We expect Tier-1 IT companies to see revenue growth in the range of 1- 3.5% in constant currency terms. This, coupled with cross currency tailwind of ~100-140 bps will further positively impact dollar revenue growth. Among tier 1 HCL Tech, Infosys are expected to see dollar revenue growth of 4.8%, 4.7%, respectively. Tata Consultancy Services (TCS), Wipro are expected to witness dollar revenue growth of 3.8%, 2.4%, respectively. Among Tier 2, Coforge is expected to see a sharp rise in dollar revenues of 7.4% QoQ followed by Mindtree, which is expected to witness revenue growth of 4.0% QoQ. We prefer HCL Tech & Infosys in tier-1 and Coforge in midcap. In addition, healthy revenue & margin growth coupled with reasonable valuation prompt us to be positive on Tech Mahindra.


Operating leverage, cost rationalisation to drive margins

Margins of Tier 1 companies are expected to improve ~20-130 bps. Among tier 2 companies, Coforge and Tech M are expected to post margin improvement of ~150-160 bps. This is mainly due to lower travel cost and lower general administrative cost improvement in utilisation, cross currency tailwind partially offset by rupee appreciation.

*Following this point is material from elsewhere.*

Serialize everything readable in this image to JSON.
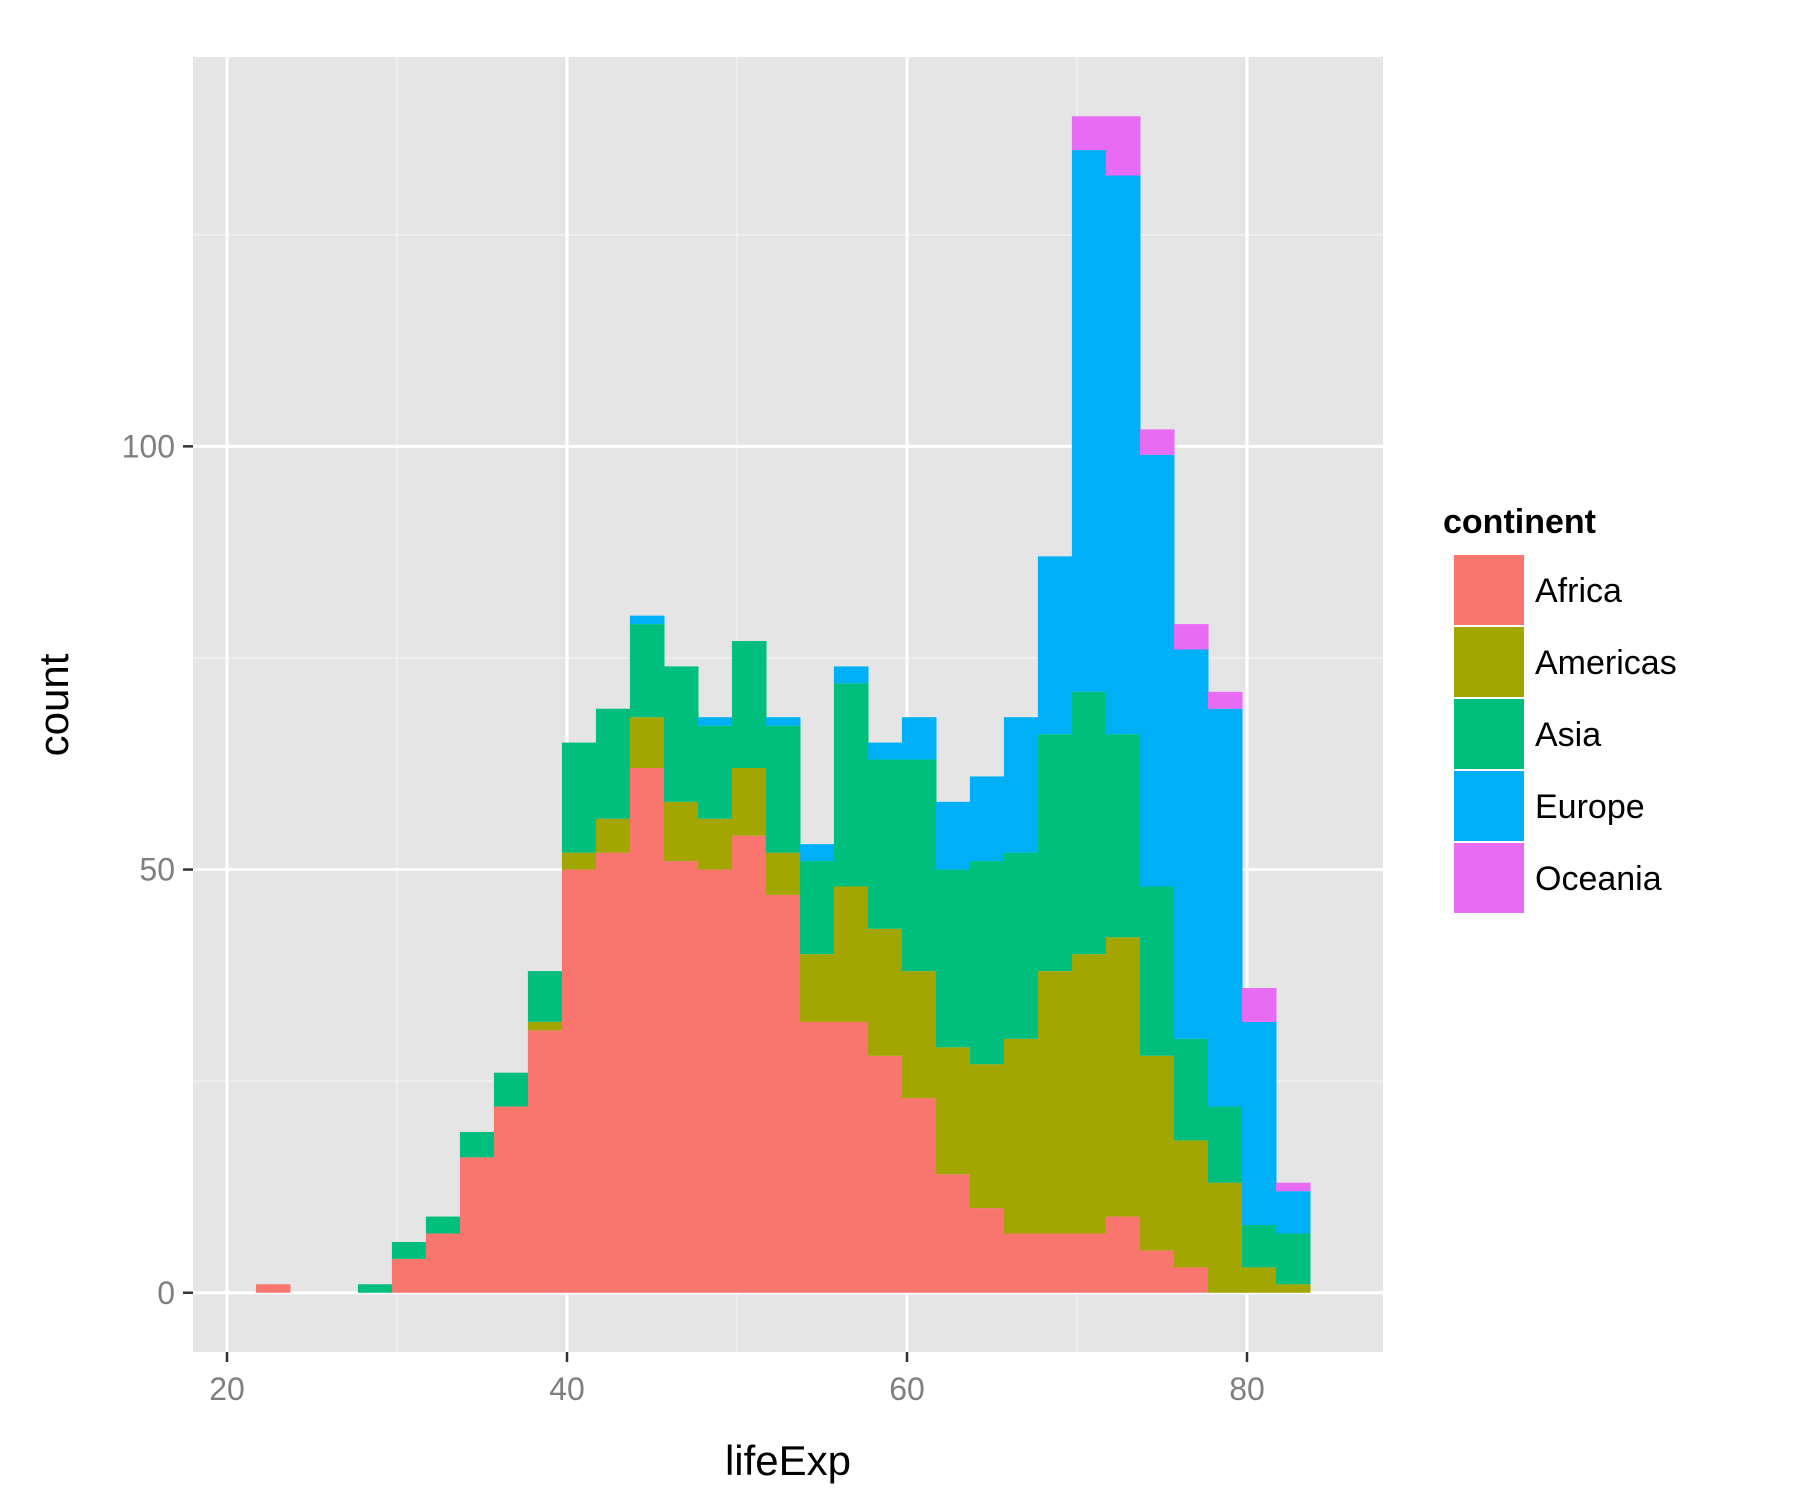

In midcap, Coforge, Tech Mahindra to report healthy margins

Tech Mahindra is expected to post a 152 bps QoQ improvement in EBITDA margins, mainly led by lower sub-contracting cost, easing of supply side pressure and cost rationalisation. Coforge is expected to report a 161 bps QoQ improvement in margins led by absence of Esop charges (~113 bps) and higher utilisation. On a YoY basis, Mindtree, LTI are expected to report improvement of 523 bps, 238 bps, respectively, due to a low base.